Similarly, value traps are a rising possibility when it comes to Multibagger stocks. Products manufactured by a company might seem like a profitable investment option in the present but would lead to losses in the long term. Investors expect the prices of such shares to rise tremendously in the future. However, this situation does not arise, as the asset does not have any intrinsic value.
Thus, investors need to carefully analyse the financial statements of a company and the prevailing situation in stock markets before investing in Multibagger stocks.
Risk-averse individuals willing to participate in stock market investments can choose several other tools for their portfolio:
The corpus of these Mutual Funds primarily comprises debt securities issued by a company. Debt financing poses a liability for businesses and thus are repaid at first on revenue generation, thereby reducing associated risks.
Individuals having a low aptitude for risk can choose to invest in the various debt Mutual Funds registered with SEBI over Multibagger stock list in India. Portfolio managers of such funds also include different government securities and liquid money market instruments as well, to ensure maximum return realisation at minimum associated risks.
Also known as balanced advantage funds, these hybrid funds aim to achieve optimal balance between risk and return. Both equity and debt securities are present in the portfolio of such funds.

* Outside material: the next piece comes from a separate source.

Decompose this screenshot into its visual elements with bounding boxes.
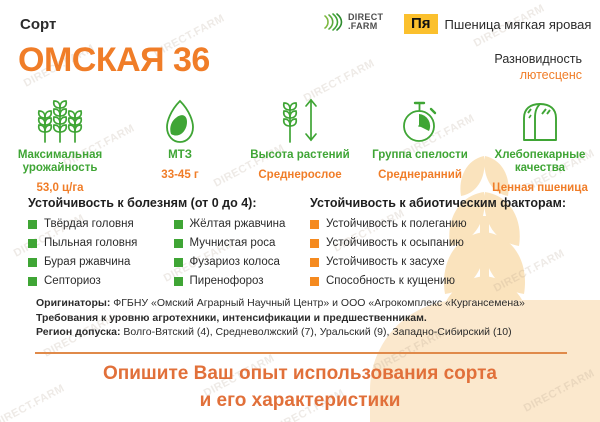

Massive returns can be earned through equity stocks present in the corpus, while volatility of such funds due to market influences can be minimised through the debt-oriented securities present.
Multibagger shares are generally issued by companies just launching in the market, thus, increasing the risk level of investment. Large-cap funds, on the other hand, choose to invest in equity securities of companies having a market capitalisation of higher than Rs. 20,000 Crore.
These companies have a renowned reputation and proven financial strength, thereby reducing the chances of generating low returns. Large-cap companies have adequate financial resources to withstand any stock market downturn as well, thus ensuring the capital preservation of investors.
Multibagger stocks in India are ideal for investors seeking to increase their wealth by a substantial amount through capital appreciation of respective securities. As these stocks have an incremental value multiple times the cost acquisition, capital gain profits earned are immense. However, investors should be prepared to assume associated risks as well.